In the screen below we can observe the effect of such comparison. In the upper part of the window we can see what has changed. Some elements have been added (Add Section), some changed (Changed Section) and the others deleted (Deleted Section). In the lower part we can observe how the version of TSQL code has changed. In the screen we can also notice that:

Two tables have been changed: Orders and Users.
A new view has been added: UsersWithOrders.

To see the details of a change, click on it. In this case, IDENTITY has been added to the column of an upper key.

In the ADD section, we can see that a new view has also been created. We can select only those changes that we want to import to the project and then press the Update button.

Deployment:
Deployment is a very important element of the package. It can be performed in several ways:

Generating the SQL script that will be run manually on a database. Updating the database schema from the Visual Studio or from a command line using MSBuild, if preferred. The second methods may be later used to configure a Build Server, which will automatically deploy the changes after the commit, or on demand.
Generating the dacpac file. Dacpac file is a special type of a snapshot of a database structure. It is strongly related to the Data-Tier Application functionality.

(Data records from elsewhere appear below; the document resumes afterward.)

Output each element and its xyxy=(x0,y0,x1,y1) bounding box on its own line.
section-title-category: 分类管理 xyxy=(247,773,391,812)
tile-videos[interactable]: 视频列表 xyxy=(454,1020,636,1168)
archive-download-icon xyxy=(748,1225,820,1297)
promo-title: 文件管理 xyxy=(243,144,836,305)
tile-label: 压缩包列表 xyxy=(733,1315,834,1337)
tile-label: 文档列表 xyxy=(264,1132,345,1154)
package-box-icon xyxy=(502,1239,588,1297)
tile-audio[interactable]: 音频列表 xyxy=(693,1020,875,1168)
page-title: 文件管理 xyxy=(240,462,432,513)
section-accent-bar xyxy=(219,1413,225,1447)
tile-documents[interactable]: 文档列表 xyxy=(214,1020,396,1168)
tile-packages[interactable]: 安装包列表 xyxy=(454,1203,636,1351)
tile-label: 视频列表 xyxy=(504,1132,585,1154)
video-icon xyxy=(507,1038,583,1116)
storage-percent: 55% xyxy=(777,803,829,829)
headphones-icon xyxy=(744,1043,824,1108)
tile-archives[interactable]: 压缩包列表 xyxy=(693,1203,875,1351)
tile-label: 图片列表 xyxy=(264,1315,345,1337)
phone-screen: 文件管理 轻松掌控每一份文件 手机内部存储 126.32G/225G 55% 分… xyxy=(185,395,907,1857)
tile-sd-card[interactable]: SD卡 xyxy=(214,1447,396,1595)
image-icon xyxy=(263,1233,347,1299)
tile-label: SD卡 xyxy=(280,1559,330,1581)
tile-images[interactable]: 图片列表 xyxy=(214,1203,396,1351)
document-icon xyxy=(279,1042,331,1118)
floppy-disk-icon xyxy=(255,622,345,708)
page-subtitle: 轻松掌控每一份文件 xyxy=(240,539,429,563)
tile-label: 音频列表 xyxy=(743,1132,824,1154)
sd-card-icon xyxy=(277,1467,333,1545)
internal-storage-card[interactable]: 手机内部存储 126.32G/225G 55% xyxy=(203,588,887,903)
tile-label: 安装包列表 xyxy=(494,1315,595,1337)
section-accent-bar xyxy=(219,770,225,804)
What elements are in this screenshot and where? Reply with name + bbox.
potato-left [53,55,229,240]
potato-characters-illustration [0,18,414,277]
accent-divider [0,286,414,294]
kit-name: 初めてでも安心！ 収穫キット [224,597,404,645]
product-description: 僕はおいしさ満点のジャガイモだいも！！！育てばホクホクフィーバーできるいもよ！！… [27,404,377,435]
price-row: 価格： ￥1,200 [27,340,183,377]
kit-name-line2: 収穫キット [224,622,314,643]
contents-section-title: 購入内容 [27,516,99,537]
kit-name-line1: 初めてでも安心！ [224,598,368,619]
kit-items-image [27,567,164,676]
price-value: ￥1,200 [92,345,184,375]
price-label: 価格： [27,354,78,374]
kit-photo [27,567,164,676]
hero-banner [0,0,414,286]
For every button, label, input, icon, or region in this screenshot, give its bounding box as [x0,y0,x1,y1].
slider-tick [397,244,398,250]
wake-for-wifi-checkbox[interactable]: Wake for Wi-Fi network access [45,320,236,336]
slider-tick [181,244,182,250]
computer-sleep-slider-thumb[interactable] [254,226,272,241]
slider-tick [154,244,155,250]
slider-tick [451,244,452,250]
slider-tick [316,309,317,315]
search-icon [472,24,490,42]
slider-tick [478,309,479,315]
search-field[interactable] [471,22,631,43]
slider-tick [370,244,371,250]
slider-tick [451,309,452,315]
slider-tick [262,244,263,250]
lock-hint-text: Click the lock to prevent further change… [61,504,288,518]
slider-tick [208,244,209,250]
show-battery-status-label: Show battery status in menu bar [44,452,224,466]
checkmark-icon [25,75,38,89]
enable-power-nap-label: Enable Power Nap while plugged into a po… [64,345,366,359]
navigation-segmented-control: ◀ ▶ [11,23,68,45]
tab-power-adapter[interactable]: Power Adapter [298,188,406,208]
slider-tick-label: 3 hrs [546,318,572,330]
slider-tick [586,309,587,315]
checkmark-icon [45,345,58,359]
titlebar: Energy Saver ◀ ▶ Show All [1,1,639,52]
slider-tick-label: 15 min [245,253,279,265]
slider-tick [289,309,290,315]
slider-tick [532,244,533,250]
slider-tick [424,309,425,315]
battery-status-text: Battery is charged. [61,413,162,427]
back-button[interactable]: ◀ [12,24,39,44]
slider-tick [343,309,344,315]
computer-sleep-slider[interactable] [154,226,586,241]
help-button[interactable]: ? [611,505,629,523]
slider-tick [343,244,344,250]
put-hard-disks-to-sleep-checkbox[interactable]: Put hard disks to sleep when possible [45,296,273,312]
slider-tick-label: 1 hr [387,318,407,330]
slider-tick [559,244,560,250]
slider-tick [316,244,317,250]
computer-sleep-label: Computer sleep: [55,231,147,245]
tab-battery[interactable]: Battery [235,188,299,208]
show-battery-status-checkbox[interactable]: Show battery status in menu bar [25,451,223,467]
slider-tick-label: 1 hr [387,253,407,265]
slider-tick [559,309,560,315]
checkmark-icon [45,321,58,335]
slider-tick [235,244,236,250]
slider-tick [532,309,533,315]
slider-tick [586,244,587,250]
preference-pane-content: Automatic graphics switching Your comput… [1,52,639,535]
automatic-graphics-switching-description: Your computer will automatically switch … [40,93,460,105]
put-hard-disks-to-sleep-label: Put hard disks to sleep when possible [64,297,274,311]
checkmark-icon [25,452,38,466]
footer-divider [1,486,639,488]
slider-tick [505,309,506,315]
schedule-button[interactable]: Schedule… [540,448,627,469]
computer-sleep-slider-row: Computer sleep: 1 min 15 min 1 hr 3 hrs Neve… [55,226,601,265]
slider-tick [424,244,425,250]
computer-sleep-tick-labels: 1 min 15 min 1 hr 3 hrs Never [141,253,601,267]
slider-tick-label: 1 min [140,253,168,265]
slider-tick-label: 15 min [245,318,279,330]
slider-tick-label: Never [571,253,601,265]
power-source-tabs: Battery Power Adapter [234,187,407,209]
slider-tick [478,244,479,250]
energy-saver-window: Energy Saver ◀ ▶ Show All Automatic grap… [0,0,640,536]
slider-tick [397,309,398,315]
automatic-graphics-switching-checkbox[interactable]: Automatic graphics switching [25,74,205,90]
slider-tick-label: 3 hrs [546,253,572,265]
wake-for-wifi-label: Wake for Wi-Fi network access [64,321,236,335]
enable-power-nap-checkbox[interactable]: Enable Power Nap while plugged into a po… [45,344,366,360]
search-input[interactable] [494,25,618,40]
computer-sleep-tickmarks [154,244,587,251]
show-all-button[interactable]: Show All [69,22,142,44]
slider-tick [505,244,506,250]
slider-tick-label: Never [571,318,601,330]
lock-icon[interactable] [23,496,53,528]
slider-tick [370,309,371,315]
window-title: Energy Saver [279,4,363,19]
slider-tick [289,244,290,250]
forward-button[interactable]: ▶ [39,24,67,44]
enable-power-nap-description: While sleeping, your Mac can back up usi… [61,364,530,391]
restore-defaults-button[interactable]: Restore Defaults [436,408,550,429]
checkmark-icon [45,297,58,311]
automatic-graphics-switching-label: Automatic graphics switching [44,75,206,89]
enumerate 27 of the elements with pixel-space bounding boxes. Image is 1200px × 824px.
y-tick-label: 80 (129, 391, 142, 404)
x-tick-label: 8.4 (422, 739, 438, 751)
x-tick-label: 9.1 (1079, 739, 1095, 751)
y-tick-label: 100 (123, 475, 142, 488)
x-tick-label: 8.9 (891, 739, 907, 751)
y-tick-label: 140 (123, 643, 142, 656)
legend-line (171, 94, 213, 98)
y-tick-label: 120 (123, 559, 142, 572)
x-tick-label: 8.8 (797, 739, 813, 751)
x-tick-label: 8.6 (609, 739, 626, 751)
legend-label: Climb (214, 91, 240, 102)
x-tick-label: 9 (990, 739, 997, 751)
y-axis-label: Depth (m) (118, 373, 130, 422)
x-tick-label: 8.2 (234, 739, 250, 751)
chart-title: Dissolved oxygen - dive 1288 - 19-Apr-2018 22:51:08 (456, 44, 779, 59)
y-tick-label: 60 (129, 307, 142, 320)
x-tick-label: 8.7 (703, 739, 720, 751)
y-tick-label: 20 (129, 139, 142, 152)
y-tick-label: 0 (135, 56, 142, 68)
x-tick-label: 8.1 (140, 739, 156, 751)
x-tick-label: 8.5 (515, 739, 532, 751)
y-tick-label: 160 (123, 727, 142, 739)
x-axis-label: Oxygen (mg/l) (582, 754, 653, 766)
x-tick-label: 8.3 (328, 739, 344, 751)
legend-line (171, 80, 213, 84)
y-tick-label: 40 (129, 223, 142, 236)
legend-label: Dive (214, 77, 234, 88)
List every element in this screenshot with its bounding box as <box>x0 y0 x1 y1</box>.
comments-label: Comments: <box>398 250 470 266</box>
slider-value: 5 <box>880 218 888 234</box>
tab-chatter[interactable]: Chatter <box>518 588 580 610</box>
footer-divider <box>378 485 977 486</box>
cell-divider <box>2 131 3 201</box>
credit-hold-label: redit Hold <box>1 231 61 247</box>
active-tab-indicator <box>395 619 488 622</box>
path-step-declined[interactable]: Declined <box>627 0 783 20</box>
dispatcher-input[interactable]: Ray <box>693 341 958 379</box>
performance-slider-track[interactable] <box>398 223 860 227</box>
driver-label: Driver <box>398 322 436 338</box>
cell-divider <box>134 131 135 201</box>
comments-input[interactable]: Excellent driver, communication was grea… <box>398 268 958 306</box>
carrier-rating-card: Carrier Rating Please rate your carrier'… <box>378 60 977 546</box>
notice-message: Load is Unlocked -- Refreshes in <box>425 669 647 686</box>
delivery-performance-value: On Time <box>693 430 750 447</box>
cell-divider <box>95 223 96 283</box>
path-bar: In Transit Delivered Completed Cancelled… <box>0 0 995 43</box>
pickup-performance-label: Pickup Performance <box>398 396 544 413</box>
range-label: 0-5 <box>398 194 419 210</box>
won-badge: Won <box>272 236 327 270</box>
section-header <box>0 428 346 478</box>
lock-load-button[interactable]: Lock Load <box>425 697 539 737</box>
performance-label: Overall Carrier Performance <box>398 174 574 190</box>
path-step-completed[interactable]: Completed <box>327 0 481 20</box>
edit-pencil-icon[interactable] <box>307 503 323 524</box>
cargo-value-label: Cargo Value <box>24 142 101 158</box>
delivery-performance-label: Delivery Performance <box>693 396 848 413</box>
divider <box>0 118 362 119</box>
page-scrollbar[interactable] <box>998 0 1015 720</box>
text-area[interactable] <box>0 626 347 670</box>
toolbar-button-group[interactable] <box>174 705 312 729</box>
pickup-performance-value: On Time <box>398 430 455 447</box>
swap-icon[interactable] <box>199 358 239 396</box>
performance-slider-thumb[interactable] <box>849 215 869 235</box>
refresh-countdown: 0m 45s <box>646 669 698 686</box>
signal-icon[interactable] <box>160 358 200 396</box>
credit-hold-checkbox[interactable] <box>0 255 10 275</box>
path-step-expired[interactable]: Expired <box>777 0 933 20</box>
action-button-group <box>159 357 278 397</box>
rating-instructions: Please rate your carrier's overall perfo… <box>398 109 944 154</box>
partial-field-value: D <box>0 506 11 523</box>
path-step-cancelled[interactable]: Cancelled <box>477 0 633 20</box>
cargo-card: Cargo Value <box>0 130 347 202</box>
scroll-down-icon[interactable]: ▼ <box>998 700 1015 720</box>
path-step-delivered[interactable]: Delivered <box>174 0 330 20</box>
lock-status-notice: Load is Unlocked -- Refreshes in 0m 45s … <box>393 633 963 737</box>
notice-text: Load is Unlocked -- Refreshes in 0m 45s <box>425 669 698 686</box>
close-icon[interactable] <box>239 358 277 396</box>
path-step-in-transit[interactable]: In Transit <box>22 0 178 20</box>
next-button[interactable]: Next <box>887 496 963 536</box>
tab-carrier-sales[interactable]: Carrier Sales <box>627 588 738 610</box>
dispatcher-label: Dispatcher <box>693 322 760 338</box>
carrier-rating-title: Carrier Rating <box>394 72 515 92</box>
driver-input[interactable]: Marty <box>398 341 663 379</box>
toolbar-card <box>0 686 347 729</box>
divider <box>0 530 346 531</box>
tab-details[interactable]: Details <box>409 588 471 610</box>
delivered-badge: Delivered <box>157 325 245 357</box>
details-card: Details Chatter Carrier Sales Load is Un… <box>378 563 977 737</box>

A dacpac can also be deployed using the SSMS Wizard, activated either from the SQL Server Management Studio level or using SQLPackage.exe tool which can also be used in the automation process. Yes, process automation is a very important part of our job.

Dacpac can also be deployed using a Compare Schema screen. This screen gives us a lot of control over the system. We can deploy only some of the changes, e.g. views. Unfortunately, when generating a snapshot of a project (a dacpac), we won’t be able to choose selectively which changes will be deployed. We have to deploy all of them without a single exception.

Additionally, we can create a database from scratch without any data whatsoever or deploy changes without losing all the data that it contains. As I mentioned before, the existing data are very important and any possible data loss or corruption needs to be protected against. Thus, wizard will suggest if there is any possibility of losing data or of existence of any other conflicts that could cause any problems. That way we can decide to abort the process without destroying anything.

To make the process easier, we can define the profile files, which would point us to the destination of a deployment and additionally the options of the deployment. Having selected the Publish option from the project context menu, the following window will appear:

We can deploy the changes on any server we can select at once, but also we can decide to generate the script containing the necessary changes.

Another option that we can select during the deployment is the Register as a Data-tier Application.

After the database has been registered, a snapshot of the database structure will be created. Whenever an attempt of a deployment of another version is made, the changes are verified against the previous version and according to the differences new changes are made. Then the version number stored in msdb table will increase. If we tried to deploy a file with a lower version number, the application would not allow that.

Conclusion:
I wasn’t really sold on the previous versions of this product. However, the latest version is mature enough to be ready to be used.
If some functionality does not satisfy us or are not sufficient enough for our needs, we can always use the .NET platform and adapt it to our particular needs. Together with GIT, those tools give us full control over the process of changes in a database. We can work on the same set of tables with a few people and while committing we can stop worrying of data corruption or irrecoverable losses. If appropriate profiles are created, the changes can be introduced to multiple environments simultaneously, both manually and automatically.

As I mentioned, this particular solution is not flawless but it has helped us to gain control over the abyss called casually 'a database’.